只见玄殷说道:「知好色则慕少艾,爱美之心人皆有之,欣赏心动并不代表深爱和心悦,我想这不会耽误她的修炼。」
江绿芜冷笑:「玄长老,如若测出心动的人是我,只怕你现在就不会这么说话了吧?」
「你这话是什么意思?」
「我是什么意思玄长老不明白吗?」
江绿芜直直对上玄殷眼神,迸发出强大气场,那目光犹如冷冽的刀子落在玄殷和玄雨儿身上,将他们身上的皮肉一点点的全部割下。

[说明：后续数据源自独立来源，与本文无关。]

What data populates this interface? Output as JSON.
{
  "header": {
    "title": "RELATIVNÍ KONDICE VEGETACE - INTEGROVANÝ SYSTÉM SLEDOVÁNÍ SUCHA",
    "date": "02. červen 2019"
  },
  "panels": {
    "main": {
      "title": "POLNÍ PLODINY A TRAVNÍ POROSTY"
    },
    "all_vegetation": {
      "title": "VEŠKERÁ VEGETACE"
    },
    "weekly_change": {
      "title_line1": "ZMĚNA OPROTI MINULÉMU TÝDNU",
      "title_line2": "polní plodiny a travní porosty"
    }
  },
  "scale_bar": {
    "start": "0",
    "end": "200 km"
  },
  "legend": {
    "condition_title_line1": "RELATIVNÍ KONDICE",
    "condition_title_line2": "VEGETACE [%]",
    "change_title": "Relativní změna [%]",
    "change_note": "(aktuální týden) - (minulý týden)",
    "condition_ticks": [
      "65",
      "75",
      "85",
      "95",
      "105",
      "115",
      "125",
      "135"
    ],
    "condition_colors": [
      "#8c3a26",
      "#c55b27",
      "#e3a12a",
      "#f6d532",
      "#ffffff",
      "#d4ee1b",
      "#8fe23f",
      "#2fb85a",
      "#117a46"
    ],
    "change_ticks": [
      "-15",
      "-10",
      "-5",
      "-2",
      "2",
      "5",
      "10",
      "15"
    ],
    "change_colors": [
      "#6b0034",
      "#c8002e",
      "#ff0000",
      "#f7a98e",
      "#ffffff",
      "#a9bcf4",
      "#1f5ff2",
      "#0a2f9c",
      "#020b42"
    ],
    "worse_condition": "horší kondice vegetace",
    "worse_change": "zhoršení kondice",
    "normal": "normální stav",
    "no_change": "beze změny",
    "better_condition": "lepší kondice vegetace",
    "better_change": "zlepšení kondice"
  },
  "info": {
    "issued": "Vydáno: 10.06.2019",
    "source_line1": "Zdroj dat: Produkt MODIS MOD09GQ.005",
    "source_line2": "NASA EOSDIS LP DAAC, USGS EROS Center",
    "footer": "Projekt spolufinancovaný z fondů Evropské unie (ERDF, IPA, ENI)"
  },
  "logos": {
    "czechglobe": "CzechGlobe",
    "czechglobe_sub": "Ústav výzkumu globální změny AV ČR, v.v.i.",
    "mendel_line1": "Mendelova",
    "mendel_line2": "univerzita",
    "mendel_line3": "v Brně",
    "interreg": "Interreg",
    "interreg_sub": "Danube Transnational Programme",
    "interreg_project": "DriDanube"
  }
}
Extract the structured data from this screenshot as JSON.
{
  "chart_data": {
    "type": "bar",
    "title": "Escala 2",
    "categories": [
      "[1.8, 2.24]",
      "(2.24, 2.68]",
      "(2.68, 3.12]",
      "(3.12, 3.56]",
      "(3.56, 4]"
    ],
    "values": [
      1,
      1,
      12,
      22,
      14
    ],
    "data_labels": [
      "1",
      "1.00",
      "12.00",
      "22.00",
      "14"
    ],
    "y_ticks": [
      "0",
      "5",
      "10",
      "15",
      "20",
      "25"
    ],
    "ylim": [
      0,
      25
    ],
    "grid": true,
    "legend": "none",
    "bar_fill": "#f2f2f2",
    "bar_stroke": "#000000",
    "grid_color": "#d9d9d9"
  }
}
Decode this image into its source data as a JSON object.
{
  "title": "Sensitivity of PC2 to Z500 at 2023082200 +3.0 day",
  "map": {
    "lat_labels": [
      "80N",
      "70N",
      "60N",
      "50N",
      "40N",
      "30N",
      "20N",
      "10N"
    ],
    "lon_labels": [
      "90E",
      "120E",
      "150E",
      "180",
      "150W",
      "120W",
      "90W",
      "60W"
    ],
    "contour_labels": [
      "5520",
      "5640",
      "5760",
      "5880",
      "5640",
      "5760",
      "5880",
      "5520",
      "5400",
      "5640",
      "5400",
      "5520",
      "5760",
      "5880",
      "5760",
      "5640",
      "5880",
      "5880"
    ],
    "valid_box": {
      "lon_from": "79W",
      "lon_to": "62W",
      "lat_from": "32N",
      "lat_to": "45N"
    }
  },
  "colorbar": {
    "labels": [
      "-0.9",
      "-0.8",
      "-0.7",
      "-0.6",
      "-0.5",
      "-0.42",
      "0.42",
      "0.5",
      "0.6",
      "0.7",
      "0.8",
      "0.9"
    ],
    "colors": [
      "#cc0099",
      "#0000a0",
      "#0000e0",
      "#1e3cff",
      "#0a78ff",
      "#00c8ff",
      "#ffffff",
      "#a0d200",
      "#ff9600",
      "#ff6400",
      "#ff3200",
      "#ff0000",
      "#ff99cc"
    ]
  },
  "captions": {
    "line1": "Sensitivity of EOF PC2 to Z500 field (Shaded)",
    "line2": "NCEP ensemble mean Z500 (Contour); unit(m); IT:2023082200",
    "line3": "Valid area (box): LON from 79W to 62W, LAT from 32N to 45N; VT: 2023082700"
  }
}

「凤鸣山试炼也好,达月魔也好,今日的天心镜也好,玄长老似乎一直都在针对我,怎么,我的存在竟让你如此不爽吗?如若这样,你为何不直接出手将我给杀了?」
这话不可谓不敏感,不可谓不大胆。
玄殷都是倒抽一口凉气:「你竟敢如此跟我说话?你到底知道不知道我的身份?」
「我当然知道你的身份,源天剑宗的长老,玄殷殿的掌权者,也是我的长辈,我应该尊重的人。」
江绿芜这一串话,让玄殷舒坦很多,还来不及说话,便只听她话锋一转:「可是玄长老,你似乎从未做到一个长老该做的职责。」
玄殷脸色阴沉。
江绿芜话掷地有声:「君不明,则臣反之,母不慈,则子远之,你三番两次针对我,竟还想要让我尊重你?你莫不是在做梦!」
弟子指责长老,言语还如此犀利的,除却江绿芜外就没有第二个人了。
玄雨儿立刻冲了出去:「江绿芜,你针对我就针对我,看我不顺眼就看我不顺眼为什么要这么说叔父?」
江绿芜一笑:「这不是一点一点求来的吗?如果你们不说那么多,不做那么多,不逼迫我,我为何会将最后一层遮
羞布扯掉?」
凤鸣山试炼之事过后,凌慕寒已经动怒,跟玄殷起了冲突,表面那层皮早就扯下了,她也就不想逼迫自己。
更何况退一步海阔天空的事情从来都不会发生在他们身上,在他们这里完全就是退一步魂飞魄散,既然如此那还不如让自己过的舒服自在些呢。
虽然是这么想,但她还是一步一步走到凌慕寒前面,行礼:「师尊,是弟子没有控制好情绪,但弟子不后悔,但师尊如若要惩罚,弟子也认。」
凌慕寒将她的动作在半空中拦住,将她拉到自己身边:「你无需道歉,更没有做错什么。」
他平日的确什么都不计较,但这不代表他就什么都不知道。
既然都有人一而再,再而三的骑在他脖子上拉屎了,他也不认为自己还需要隐忍下去。
看到江绿芜勇于面对这一切,不吃这些亏,闻人景和沈瑜也维护师妹,他心中其实是欣慰的。
玄殷则是因为凌慕寒的动作和话整个人已经如同冰雕似的了:「凌慕寒,江绿芜年纪小胡闹也就算了,你竟然也跟着她一起胡闹?你这是要跟玄殷殿宣战不成?」
「我想要跟玄殷殿宣战?」
凌慕寒一旦决定跟谁彻底决裂,就不会再有任何顾忌:「一直以来做出夸张事情的人似乎不是我,玄殷,难道你还指望我一直隐忍不成?」
「你们这是干什么?」
应阳子吹胡子瞪眼:「今日原本是亲传弟子仪式,你们非得搞成这个样子吗?难道就不能好好的和谐相处吗?我到底是欠了你们什么,得忍着你们这样子。」
「掌门。」
江绿芜立刻开口:「发生这些事情的时候你也在现场,对于这些事情你应该也是非常清楚明白的,怎么能说是我们不愿意好好相处呢?难道别人要砍掉我们的头,我们还得将脑袋凑上去不成?」
诸暨双手抱臂,又加了把火:「话糙理不糙。」
江绿芜看到张长老似乎是看了诸暨一眼,而诸暨也回过去了一眼,只不过回过去的那一眼怎么看怎么都有些怪异,不像是师傅对徒弟。
她也来不及多想,就立刻又投入到了眼前的一切中去。
应阳子看着她的眼神就像是要将她给吃了似的,江绿芜一点都不怀疑,如果她要不是洪荒血脉,只怕早就没命活到现在了。